Le notionnel traité sur les dérivés de taux a baissé de 20 % au niveau mondial et de 28 % au Royaume Uni et aux États-Unis entre 2019 et 2022 (données brutes corrigées des doubles comptes domestiques). Au contraire, l’activité sur plusieurs grandes places européennes a fortement progressé : de 36 % aux Pays-Bas, de 70 % en France et de près de 400 % en Allemagne. Parmi les éléments pouvant expliquer ces évolutions divergentes entre les pays anglo-saxons et les grandes places l’Europe continentale figurent les réformes des indices de référence interbancaires, à des étapes et aux impacts différents.
–          La disparition programmée du LIBOR USD dans les nouveaux contrats et donc la diminution des transactions sur cet indice pourrait expliquer une partie de la baisse d’activité sur les marchés US et UK. Le passage du LIBOR aux taux sans risque overnight aurait notamment modifié les besoins de couverture de risque de taux. En zone euro, l’Euribor a été réformé mais a conservé ses caractéristiques et son fonctionnement actuels, avec un impact moindre sur l’activité. Sur le plan des devises, l’euro a progressé dans le total des opérations de taux en France (de 75 % à 82 %, graphique 1).

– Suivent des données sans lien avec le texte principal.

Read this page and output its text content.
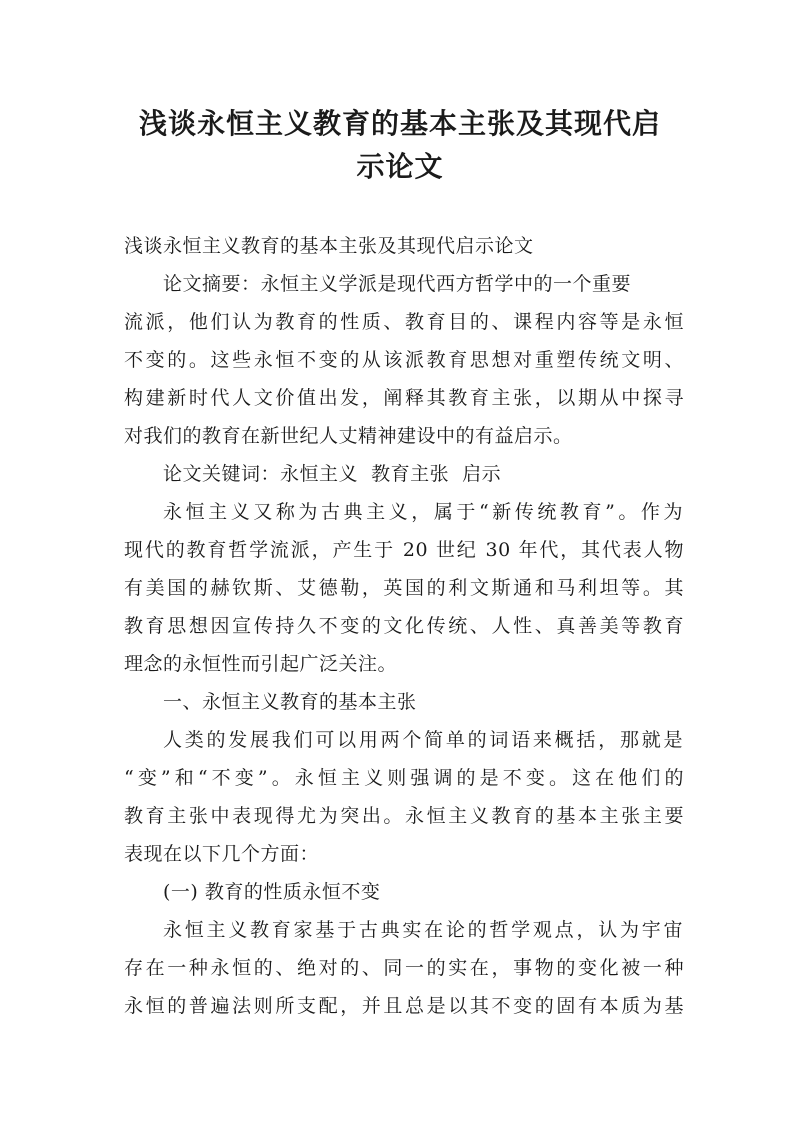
浅谈永恒主义教育的基本主张及其现代启
示论文
浅谈永恒主义教育的基本主张及其现代启示论文
论文摘要：永恒主义学派是现代西方哲学中的一个重要
流派，他们认为教育的性质、教育目的、课程内容等是永恒
不变的。这些永恒不变的从该派教育思想对重塑传统文明、
构建新时代人文价值出发，阐释其教育主张，以期从中探寻
对我们的教育在新世纪人丈精神建设中的有益启示。
论文关键词：永恒主义  教育主张  启示
永恒主义又称为古典主义，属于“新传统教育”。作为
现代的教育哲学流派，产生于 20 世纪 30 年代，其代表人物
有美国的赫钦斯、艾德勒，英国的利文斯通和马利坦等。其
教育思想因宣传持久不变的文化传统、人性、真善美等教育
理念的永恒性而引起广泛关注。
一、永恒主义教育的基本主张
人类的发展我们可以用两个简单的词语来概括，那就是
“变”和“不变”。永恒主义则强调的是不变。这在他们的
教育主张中表现得尤为突出。永恒主义教育的基本主张主要
表现在以下几个方面：
(一) 教育的性质永恒不变
永恒主义教育家基于古典实在论的哲学观点，认为宇宙
存在一种永恒的、绝对的、同一的实在，事物的变化被一种
永恒的普遍法则所支配，并且总是以其不变的固有本质为基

–          La réforme de l’EONIA, remplacé par l’ESTER en 2022, semble avoir provoqué des modifications de stratégie et de positionnement. Plusieurs établissements français déclarent concentrer désormais leur activité sur des instruments de taux à court terme et gèrent leurs opérations au plus vite, multipliant ainsi les volumes traités.
D’autres facteurs ont soutenu l’activité des entités françaises. D’une part la remontée forte et rapide des taux directeurs des banques centrales a généré un surcroit de demande de couverture à brève échéance, avec un fort impact sur les volumes des contrats de taux ; d’autre part, le volume élevé des compressions en avril 2022 est à l’origine de nouvelles transactions. Cette technique de marché consiste à identifier des positions dont les risques peuvent se compenser et à les remplacer par un nombre réduit de contrats tout en conservant la même exposition résiduelle. Les compressions ont représenté 23 % des opérations de taux en France, contre 4 % en Allemagne et 6 % au Royaume-Uni.

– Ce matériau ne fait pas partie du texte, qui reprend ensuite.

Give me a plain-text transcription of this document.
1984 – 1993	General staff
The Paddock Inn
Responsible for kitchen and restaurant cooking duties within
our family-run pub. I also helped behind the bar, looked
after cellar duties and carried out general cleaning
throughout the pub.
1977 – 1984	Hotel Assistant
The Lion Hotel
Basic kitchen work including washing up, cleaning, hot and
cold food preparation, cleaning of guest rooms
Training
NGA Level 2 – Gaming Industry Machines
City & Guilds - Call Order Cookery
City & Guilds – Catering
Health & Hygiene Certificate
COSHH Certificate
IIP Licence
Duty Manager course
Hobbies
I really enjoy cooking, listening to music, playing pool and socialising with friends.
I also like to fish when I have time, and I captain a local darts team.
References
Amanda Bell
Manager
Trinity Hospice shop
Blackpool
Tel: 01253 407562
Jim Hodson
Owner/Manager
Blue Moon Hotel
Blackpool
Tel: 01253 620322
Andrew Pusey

Sur le marché des changes comme sur celui des dérivés de taux, la hausse des transactions constatée en France a principalement porté sur des contreparties non résidentes. C’est le cas pour 80 % des opérations en 2022 contre 68 % en avril 2019. Ces chiffres illustrent l’internationalisation croissante de l’activité des banques françaises, plus importante que la moyenne mondiale des établissements (graphique 2).
En outre, les établissements français ont relativement plus traité avec des sociétés non financières et des investisseurs institutionnels dont la part a atteint 18 % en 2022, contre 11 % en 2019.

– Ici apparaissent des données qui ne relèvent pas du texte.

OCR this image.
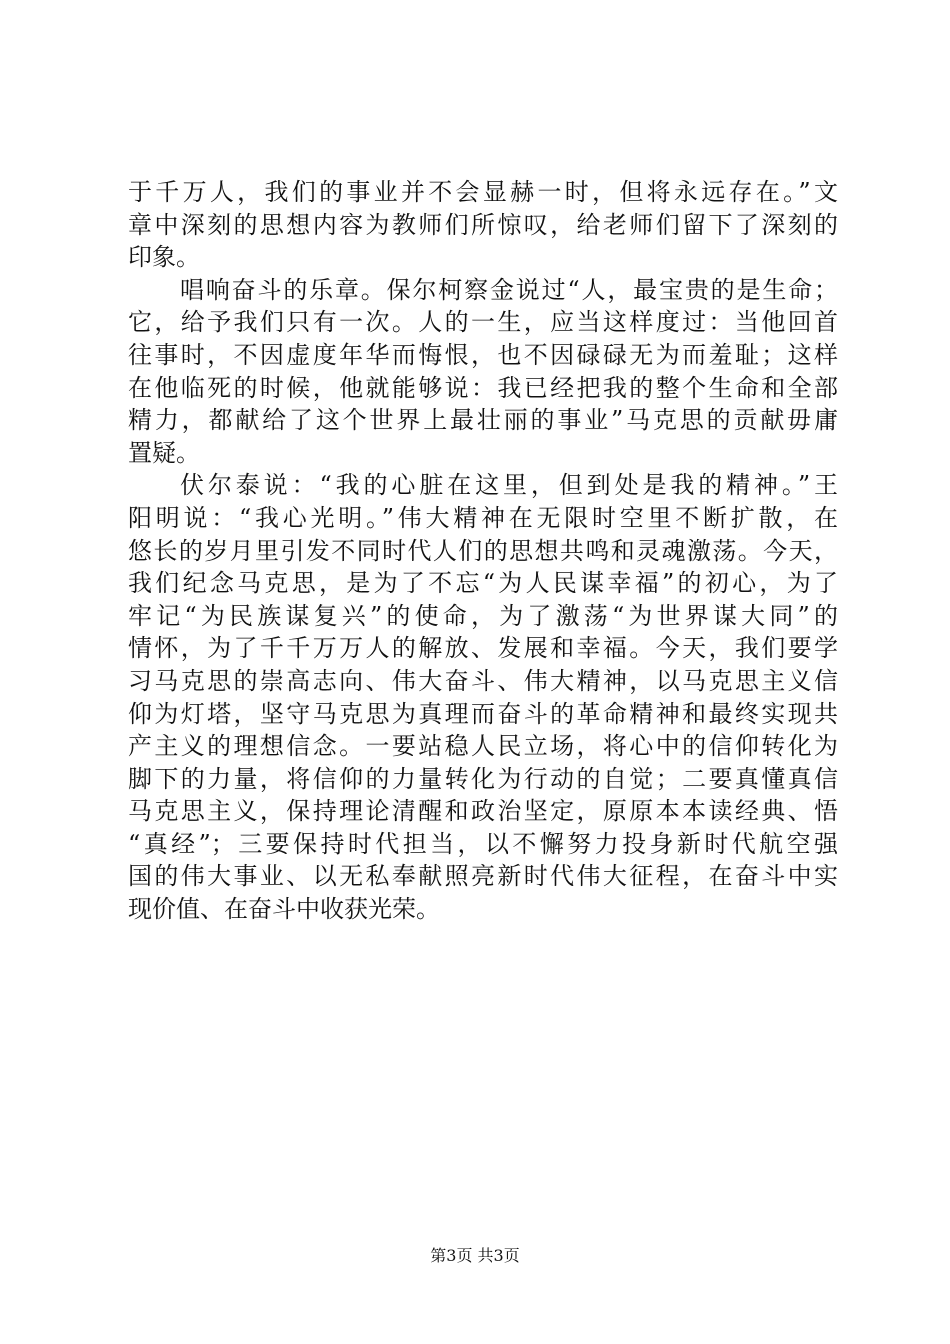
于千万人，我们的事业并不会显赫一时，但将永远存在。”文
章中深刻的思想内容为教师们所惊叹，给老师们留下了深刻的
印象。
唱响奋斗的乐章。保尔柯察金说过“人，最宝贵的是生命；
它，给予我们只有一次。人的一生，应当这样度过：当他回首
往事时，不因虚度年华而悔恨，也不因碌碌无为而羞耻；这样
在他临死的时候，他就能够说：我已经把我的整个生命和全部
精力，都献给了这个世界上最壮丽的事业”马克思的贡献毋庸
置疑。
伏尔泰说：“我的心脏在这里，但到处是我的精神。”王
阳明说：“我心光明。”伟大精神在无限时空里不断扩散，在
悠长的岁月里引发不同时代人们的思想共鸣和灵魂激荡。今天，
我们纪念马克思，是为了不忘“为人民谋幸福”的初心，为了
牢记“为民族谋复兴”的使命，为了激荡“为世界谋大同”的
情怀，为了千千万万人的解放、发展和幸福。今天，我们要学
习马克思的崇高志向、伟大奋斗、伟大精神，以马克思主义信
仰为灯塔，坚守马克思为真理而奋斗的革命精神和最终实现共
产主义的理想信念。一要站稳人民立场，将心中的信仰转化为
脚下的力量，将信仰的力量转化为行动的自觉；二要真懂真信
马克思主义，保持理论清醒和政治坚定，原原本本读经典、悟
“真经”；三要保持时代担当，以不懈努力投身新时代航空强
国的伟大事业、以无私奉献照亮新时代伟大征程，在奋斗中实
现价值、在奋斗中收获光荣。
第3页 共3页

L’internationalisation de l’activité sur les marchés des changes est facilitée par l’essor des transactions numériques. Les plateformes électroniques permettent de suivre les prix de marché et les volumes proposés, et de passer des ordres, soit directement sur la plateforme d’un intermédiaire financier (‘électronique direct’) soit sur une plateforme commune à plusieurs banques (‘électronique indirect’). Elles offrent un accès élargi, plus immédiat et transparent aux acteurs de marché, une plus grande liquidité et des coûts de transaction moindres. En France, 51 % des opérations de change sont numériques contre 40 % en 2019. À l’inverse, les opérations exécutées à la voix (par téléphone auprès d’une banque ou via un broker) ont légèrement diminué par rapport à 2019 et sont désormais minoritaires (graphique 3).